1893 Wilhelm Carl Werner Otto Fritz Franz Wien (1864-1928)  
  gives his displacement law of blackbody radiation.
1896      
  Wien theoretically derives the radiation distribution law.
1896      
  The discovery of X-rays and Becquerel radiation.
1896      
  The discovery of the Zeeman effect.
1897 Joseph John Thomson (1856-1940)  
  experimentally determines the charge-to-mass ration of electrons.
1898 Jules Henri Poincaré (1854-1912)  
  suggests that a complete measurement theory must formulate a notion of distant synchronization and discusses its relevance to the apparent constancy of the speed of light.
1899      
  Lorentz refines the transformation laws, formulating the notion of local time and local coordinate systems in electrodynamics.
1899 Thomson and Philipp Eduard Anton von Lenard (1862-1947)  

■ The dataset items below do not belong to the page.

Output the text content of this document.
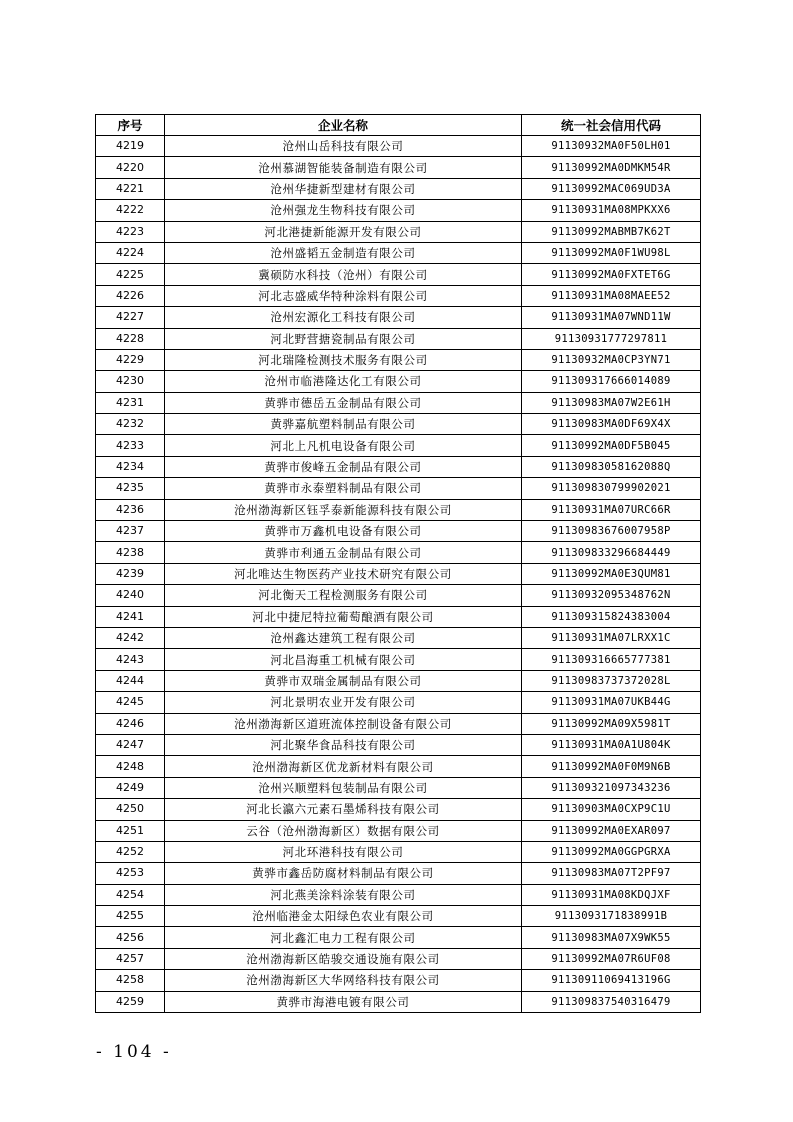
序号	企业名称	统一社会信用代码
4219	沧州山岳科技有限公司	91130932MA0F50LH01
4220	沧州慕湖智能装备制造有限公司	91130992MA0DMKM54R
4221	沧州华捷新型建材有限公司	91130992MAC069UD3A
4222	沧州强龙生物科技有限公司	91130931MA08MPKXX6
4223	河北港捷新能源开发有限公司	91130992MABMB7K62T
4224	沧州盛韬五金制造有限公司	91130992MA0F1WU98L
4225	冀硕防水科技（沧州）有限公司	91130992MA0FXTET6G
4226	河北志盛威华特种涂料有限公司	91130931MA08MAEE52
4227	沧州宏源化工科技有限公司	91130931MA07WND11W
4228	河北野营搪瓷制品有限公司	91130931777297811
4229	河北瑞隆检测技术服务有限公司	91130932MA0CP3YN71
4230	沧州市临港隆达化工有限公司	911309317666014089
4231	黄骅市德岳五金制品有限公司	91130983MA07W2E61H
4232	黄骅嘉航塑料制品有限公司	91130983MA0DF69X4X
4233	河北上凡机电设备有限公司	91130992MA0DF5B045
4234	黄骅市俊峰五金制品有限公司	91130983058162088Q
4235	黄骅市永泰塑料制品有限公司	911309830799902021
4236	沧州渤海新区钰孚泰新能源科技有限公司	91130931MA07URC66R
4237	黄骅市万鑫机电设备有限公司	91130983676007958P
4238	黄骅市利通五金制品有限公司	911309833296684449
4239	河北唯达生物医药产业技术研究有限公司	91130992MA0E3QUM81
4240	河北衡天工程检测服务有限公司	91130932095348762N
4241	河北中捷尼特拉葡萄酿酒有限公司	911309315824383004
4242	沧州鑫达建筑工程有限公司	91130931MA07LRXX1C
4243	河北昌海重工机械有限公司	911309316665777381
4244	黄骅市双瑞金属制品有限公司	91130983737372028L
4245	河北景明农业开发有限公司	91130931MA07UKB44G
4246	沧州渤海新区道班流体控制设备有限公司	91130992MA09X5981T
4247	河北聚华食品科技有限公司	91130931MA0A1U804K
4248	沧州渤海新区优龙新材料有限公司	91130992MA0F0M9N6B
4249	沧州兴顺塑料包装制品有限公司	911309321097343236
4250	河北长瀛六元素石墨烯科技有限公司	91130903MA0CXP9C1U
4251	云谷（沧州渤海新区）数据有限公司	91130992MA0EXAR097
4252	河北环港科技有限公司	91130992MA0GGPGRXA
4253	黄骅市鑫岳防腐材料制品有限公司	91130983MA07T2PF97
4254	河北燕美涂料涂装有限公司	91130931MA08KDQJXF
4255	沧州临港金太阳绿色农业有限公司	9113093171838991B
4256	河北鑫汇电力工程有限公司	91130983MA07X9WK55
4257	沧州渤海新区皓骏交通设施有限公司	91130992MA07R6UF08
4258	沧州渤海新区大华网络科技有限公司	91130911069413196G
4259	黄骅市海港电镀有限公司	911309837540316479
- 104 -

  begin experimental investigations of photoelectric radiation.
1904      
  Poincaré uses light signals as a functional technique to establish distant synchronization in application to Lorentz’s electron theory, also putting forth the first formulation of a principle of electrodynamic relativity.
1905 Albert Einstein (1879-1955)  
  analyzes the phenomena of the photoelectric effect and theorizes that light may be taken to be made up of vast amounts of packets of electromagnetic radiation in discrete units.
1905      
  Einstein publishes his paper, On the Electrodynamics of Moving Bodies, drawing out the symmetries of Lorentz’s electromagnetic theory, underlying connection in measurement theory and the status of the electromagnetic ether.
1907 Hermann Minkowski (1864-1909)  
  through considerations of the group properties of the equations of electrodynamics, re-interprets Einstein’s relativity theory as a kind of geometry of spacetime, considered as a single medium.